|Matthew Henry's Concise Commentary|
2:10-22 If we are truly wise, we shall be careful to avoid all evil company and evil practices. When wisdom has dominion over us, then it not only fills the head, but enters into the heart, and will preserve, both against corruptions within and temptations without. The ways of sin are ways of darkness, uncomfortable and unsafe: what fools are those who leave the plain, pleasant, lightsome paths of uprightness, to walk in such ways! They take pleasure in sin; both in committing it, and in seeing others commit it. Every wise man will shun such company. True wisdom will also preserve from those who lead to fleshly lusts, which defile the body, that living temple, and war against the soul. These are evils which excite the sorrow of every serious mind, and cause every reflecting parent to look upon his children with anxiety, lest they should be entangled in such fatal snares. Let the sufferings of others be our warnings. Our Lord Jesus deters from sinful pleasures, by the everlasting torments which follow them. It is very rare that any who are caught in this snare of the devil, recover themselves; so much is the heart hardened, and the mind blinded, by the deceitfulness of this sin. Many think that this caution, besides the literal sense, is to be understood as a caution against idolatry, and subjecting the soul to the body, by seeking any forbidden object. The righteous must leave the earth as well as the wicked; but the earth is a very different thing to them. To the wicked it is all the heaven they ever shall have; to the righteous it is the place of preparation for heaven. And is it all one to us, whether we share with the wicked in the miseries of their latter end, or share those everlasting joys that shall crown believers?
Verse 11. - Discretion shall preserve thee. Discretion (מְזַמָּת m'zimoth), as in Proverbs 1:4, is the outward manifestation of wisdom; it tests what is uncertain, and avoids danger (Hitzig). The word carries with it the idea of reflection or consideration (see Proverbs 3:21; Proverbs 5:2; Proverbs 8:12) The LXX. reads, βουλὴ καλή, "good counsel;" and the Vulgate, concilium. Shall preserve thee. The idea of protection and guarding, which is predicated of Jehovah in ver. 8, is here transferred to discretion and understanding, which to some extent are put forward as personifications. Understanding (תְבוּנָה, t'vunah), as in Proverbs 2:11; the power of distinguishing and separating, and, in the case of conflicting interests, to decide on the best. Shall keep; i.e. keep safe, or in the sense of watching over or guarding. The two verbs "to preserve" (שָׁמַר shamar) and "to keep" (נָצַר, natsar), LXX. τήρειν, occur together again in Proverbs 4:6.
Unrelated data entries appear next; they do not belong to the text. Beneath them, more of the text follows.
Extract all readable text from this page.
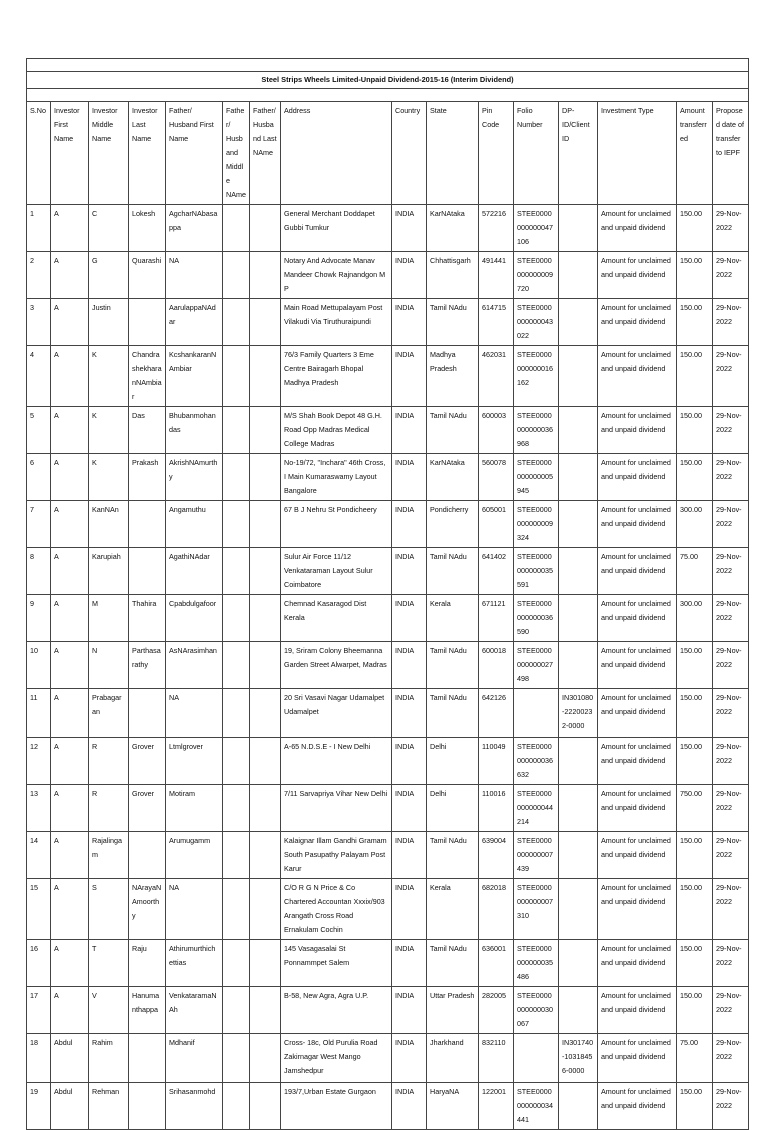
Steel Strips Wheels Limited-Unpaid Dividend-2015-16 (Interim Dividend)															

S.No	Investor First Name	Investor Middle Name	Investor Last Name	Father/ Husband First Name	Father/ Husband Middle NAme	Father/ Husband Last NAme	Address	Country	State	Pin Code	Folio Number	DP-ID/Client ID	Investment Type	Amount transferred	Proposed date of transfer to IEPF
1	A	C	Lokesh	AgcharNAbasappa			General Merchant Doddapet Gubbi Tumkur	INDIA	KarNAtaka	572216	STEE0000000000047106		Amount for unclaimed and unpaid dividend	150.00	29-Nov-2022
2	A	G	Quarashi	NA			Notary And Advocate Manav Mandeer Chowk Rajnandgon M P	INDIA	Chhattisgarh	491441	STEE0000000000009720		Amount for unclaimed and unpaid dividend	150.00	29-Nov-2022
3	A	Justin		AarulappaNAdar			Main Road Mettupalayam Post Vilakudi Via Tiruthuraipundi	INDIA	Tamil NAdu	614715	STEE0000000000043022		Amount for unclaimed and unpaid dividend	150.00	29-Nov-2022
4	A	K	ChandrashekharanNAmbiar	KcshankaranNAmbiar			76/3 Family Quarters 3 Eme Centre Bairagarh Bhopal Madhya Pradesh	INDIA	Madhya Pradesh	462031	STEE0000000000016162		Amount for unclaimed and unpaid dividend	150.00	29-Nov-2022
5	A	K	Das	Bhubanmohandas			M/S Shah Book Depot 48 G.H. Road Opp Madras Medical College Madras	INDIA	Tamil NAdu	600003	STEE0000000000036968		Amount for unclaimed and unpaid dividend	150.00	29-Nov-2022
6	A	K	Prakash	AkrishNAmurthy			No-19/72, "Inchara" 46th Cross, I Main Kumaraswamy Layout Bangalore	INDIA	KarNAtaka	560078	STEE0000000000005945		Amount for unclaimed and unpaid dividend	150.00	29-Nov-2022
7	A	KanNAn		Angamuthu			67 B J Nehru St Pondicheery	INDIA	Pondicherry	605001	STEE0000000000009324		Amount for unclaimed and unpaid dividend	300.00	29-Nov-2022
8	A	Karupiah		AgathiNAdar			Sulur Air Force 11/12 Venkataraman Layout Sulur Coimbatore	INDIA	Tamil NAdu	641402	STEE0000000000035591		Amount for unclaimed and unpaid dividend	75.00	29-Nov-2022
9	A	M	Thahira	Cpabdulgafoor			Chemnad Kasaragod Dist Kerala	INDIA	Kerala	671121	STEE0000000000036590		Amount for unclaimed and unpaid dividend	300.00	29-Nov-2022
10	A	N	Parthasarathy	AsNArasimhan			19, Sriram Colony Bheemanna Garden Street Alwarpet, Madras	INDIA	Tamil NAdu	600018	STEE0000000000027498		Amount for unclaimed and unpaid dividend	150.00	29-Nov-2022
11	A	Prabagaran		NA			20 Sri Vasavi Nagar Udamalpet Udamalpet	INDIA	Tamil NAdu	642126		IN301080-22200232-0000	Amount for unclaimed and unpaid dividend	150.00	29-Nov-2022
12	A	R	Grover	Ltmlgrover			A-65 N.D.S.E - I New Delhi	INDIA	Delhi	110049	STEE0000000000036632		Amount for unclaimed and unpaid dividend	150.00	29-Nov-2022
13	A	R	Grover	Motiram			7/11 Sarvapriya Vihar New Delhi	INDIA	Delhi	110016	STEE0000000000044214		Amount for unclaimed and unpaid dividend	750.00	29-Nov-2022
14	A	Rajalingam		Arumugamm			Kalaignar Illam Gandhi Gramam South Pasupathy Palayam Post Karur	INDIA	Tamil NAdu	639004	STEE0000000000007439		Amount for unclaimed and unpaid dividend	150.00	29-Nov-2022
15	A	S	NArayaNAmoorthy	NA			C/O R G N Price & Co Chartered Accountan Xxxix/903 Arangath Cross Road Ernakulam Cochin	INDIA	Kerala	682018	STEE0000000000007310		Amount for unclaimed and unpaid dividend	150.00	29-Nov-2022
16	A	T	Raju	Athirumurthichettias			145 Vasagasalai St Ponnammpet Salem	INDIA	Tamil NAdu	636001	STEE0000000000035486		Amount for unclaimed and unpaid dividend	150.00	29-Nov-2022
17	A	V	Hanumanthappa	VenkataramaNAh			B-58, New Agra, Agra U.P.	INDIA	Uttar Pradesh	282005	STEE0000000000030067		Amount for unclaimed and unpaid dividend	150.00	29-Nov-2022
18	Abdul	Rahim		Mdhanif			Cross- 18c, Old Purulia Road Zakirnagar West Mango Jamshedpur	INDIA	Jharkhand	832110		IN301740-10318456-0000	Amount for unclaimed and unpaid dividend	75.00	29-Nov-2022
19	Abdul	Rehman		Srihasanmohd			193/7,Urban Estate Gurgaon	INDIA	HaryaNA	122001	STEE0000000000034441		Amount for unclaimed and unpaid dividend	150.00	29-Nov-2022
Gill's Exposition of the Entire Bible
Discretion shall preserve thee,.... Which wisdom or the Gospel gives, or the Lord by the means of it; for the Gospel makes a man wise and discreet in the business of salvation, and in his conduct and deportment; and the discretion it gives him will put him upon his guard, and direct him to watch against every error, and every false way. And so the words may be rendered, "discretion will watch over thee"; to keep thee from everything pernicious in doctrine and practice. The Septuagint version renders it, "good counsel"; which wisdom gives, and the Gospel is full of; and which, if attended to, is a means of the preservation of the saints;
understanding shall keep thee; which is only the same thing expressed in other words. The Septuagint version renders it, "an holy thought"; and the Arabic version, "a just thought shall preserve thee in thy last times". What these are a means of keeping and preserving from is explained in the following verses.